What categorical mathematical structure(s) best describe the space of “localized events” in “relational quantum mechanics”?

Question

In a recent (and to me, very enlightening) paper, entitled "Relational EPR", Smerlak and Rovelli present a way of thinking about EPR which relies upon Rovelli's previously published work on relational quantum mechanics (see http://arxiv.org/abs/quant-ph/9609002 ). In relational quantum mechanics, there is no non-locality, but the definition of when an event occurs is weakened from Einstein's strict definition and instead is localized to each observer-measurement apparatus, including subsequent observers. There are (informal) coherence assumptions to ensure the consistency of reports from different subsequent observers (all possible friends of Wigner).

All of this seems very similar to various results in modern categorical mathematics. Is there a standard mathematical structure which well describes the structure of the space of localized measurements which Rovelli has envisioned? I know of Isham's work on topos theory and quantum mechanics, but I think he is aiming at something a little different.

PS I first asked this on mathunderflow, then on mathoverflow but to no avail, I am therefore reposting it here.

Answer 1

To respond to Marek's comment: as a reader familiar with physics and categories, I can say why I am unable to even approach a response. The question cites some papers, but is not readable on its own (not "self-contained"). We only learn is that there is some nonlocal theory out there which obeys some consistency conditions. I am sure that this would seriously impair the possibility of help from Math Overflow.

Rather than trying to guess at the theories being asked about, then, maybe it's a good idea to say a word about Segal's axioms and S-matrix theory. Picture a quantum field theory on (IN)xR, where IN is a spatial manifold. Imagine that the incoming spacelike hypersurface of spacetime is a disjoint union of IN_i. To each component IN_i we assign a Hilbert space H_i, so an incoming state is in a tensor product of the H_i. The scattering of these states leads to an outgoing state in OUT_j, where OUT_j are the components of the outgoing spacelike hypersurface. This map from IN states to OUT state is called the S-matrix. "Factorizability" of the S-matrix says that when spacetime is made from "gluing" together two spacetimes along a common OUT/IN, the S-matrix map is the appropriate tensor product of maps. (This does correspond to a locality assumption, roughly that the path integral has a continuous integrand called the action.)

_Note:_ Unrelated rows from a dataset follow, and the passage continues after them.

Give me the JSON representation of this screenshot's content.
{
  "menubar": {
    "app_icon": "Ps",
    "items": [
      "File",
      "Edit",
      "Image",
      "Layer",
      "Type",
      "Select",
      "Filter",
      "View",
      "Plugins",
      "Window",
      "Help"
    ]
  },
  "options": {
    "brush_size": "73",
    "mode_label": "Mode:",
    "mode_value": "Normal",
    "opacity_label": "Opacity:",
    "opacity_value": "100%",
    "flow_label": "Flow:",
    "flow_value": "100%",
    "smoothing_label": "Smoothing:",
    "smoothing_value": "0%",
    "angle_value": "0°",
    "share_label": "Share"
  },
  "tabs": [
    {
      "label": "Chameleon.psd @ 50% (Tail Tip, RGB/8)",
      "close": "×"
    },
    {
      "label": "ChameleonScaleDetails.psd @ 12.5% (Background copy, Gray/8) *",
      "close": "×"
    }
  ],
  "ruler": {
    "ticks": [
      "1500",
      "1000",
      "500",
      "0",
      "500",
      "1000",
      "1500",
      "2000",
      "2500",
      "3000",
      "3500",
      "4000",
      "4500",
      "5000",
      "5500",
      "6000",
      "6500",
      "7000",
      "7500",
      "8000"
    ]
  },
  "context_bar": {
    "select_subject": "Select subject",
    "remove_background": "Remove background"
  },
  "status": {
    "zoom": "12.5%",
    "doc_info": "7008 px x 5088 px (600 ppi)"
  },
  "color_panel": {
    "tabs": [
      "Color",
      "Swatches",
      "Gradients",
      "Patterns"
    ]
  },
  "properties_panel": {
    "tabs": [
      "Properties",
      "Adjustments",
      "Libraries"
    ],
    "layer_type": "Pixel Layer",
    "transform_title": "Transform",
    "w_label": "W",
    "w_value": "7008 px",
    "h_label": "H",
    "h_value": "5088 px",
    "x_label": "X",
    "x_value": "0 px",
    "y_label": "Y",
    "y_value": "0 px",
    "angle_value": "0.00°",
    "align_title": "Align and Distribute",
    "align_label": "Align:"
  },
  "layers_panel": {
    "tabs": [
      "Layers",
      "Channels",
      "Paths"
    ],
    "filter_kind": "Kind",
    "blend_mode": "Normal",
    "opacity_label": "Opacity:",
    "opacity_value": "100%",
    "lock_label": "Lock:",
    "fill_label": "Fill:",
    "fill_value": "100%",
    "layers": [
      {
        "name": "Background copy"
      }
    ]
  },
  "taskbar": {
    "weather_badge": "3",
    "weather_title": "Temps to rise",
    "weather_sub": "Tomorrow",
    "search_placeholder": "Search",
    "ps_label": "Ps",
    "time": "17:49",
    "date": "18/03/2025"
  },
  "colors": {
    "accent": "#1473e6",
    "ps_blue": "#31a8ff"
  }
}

In two dimensions, where compact one-manifolds are very simple (always circles), this business simplifies greatly -- especially if your quantum field theory is independent of the metric on spactime -- and the "pair-of-pants" surface provides a multiplication map on the Hilbert space (two go in, one comes out), the notion of an algebra. Allowing four one-manifolds with boundary leads to the notion of a category (an algebra is a category with one object, for what it's worth).

Answer 2

I have been attacking this question in a series of papers over many years, My last 4-5 papers on gr-qc are relevant. Pardon me for not repeating them here.

Louis Crane

Answer 3

There exists a notion of locality in Physics, broadly given by a WKB-style approximation done to the Path Integral: if you do a steepest-descent approximation to the Path Integral, the critical points of the Action will give you the regions that mostly contribute to the Path Integral.

Now, it's possible to generalize this notion to gauge theories… and the name of the game is equivariant localization.

It is possible to categorify this notion of localization à la AQFT from n-functorial QFT.

I'm not sure this answers your question, in the sense that i don't know how much these concepts are related to "relational quantum mechanics". But, maybe this can help…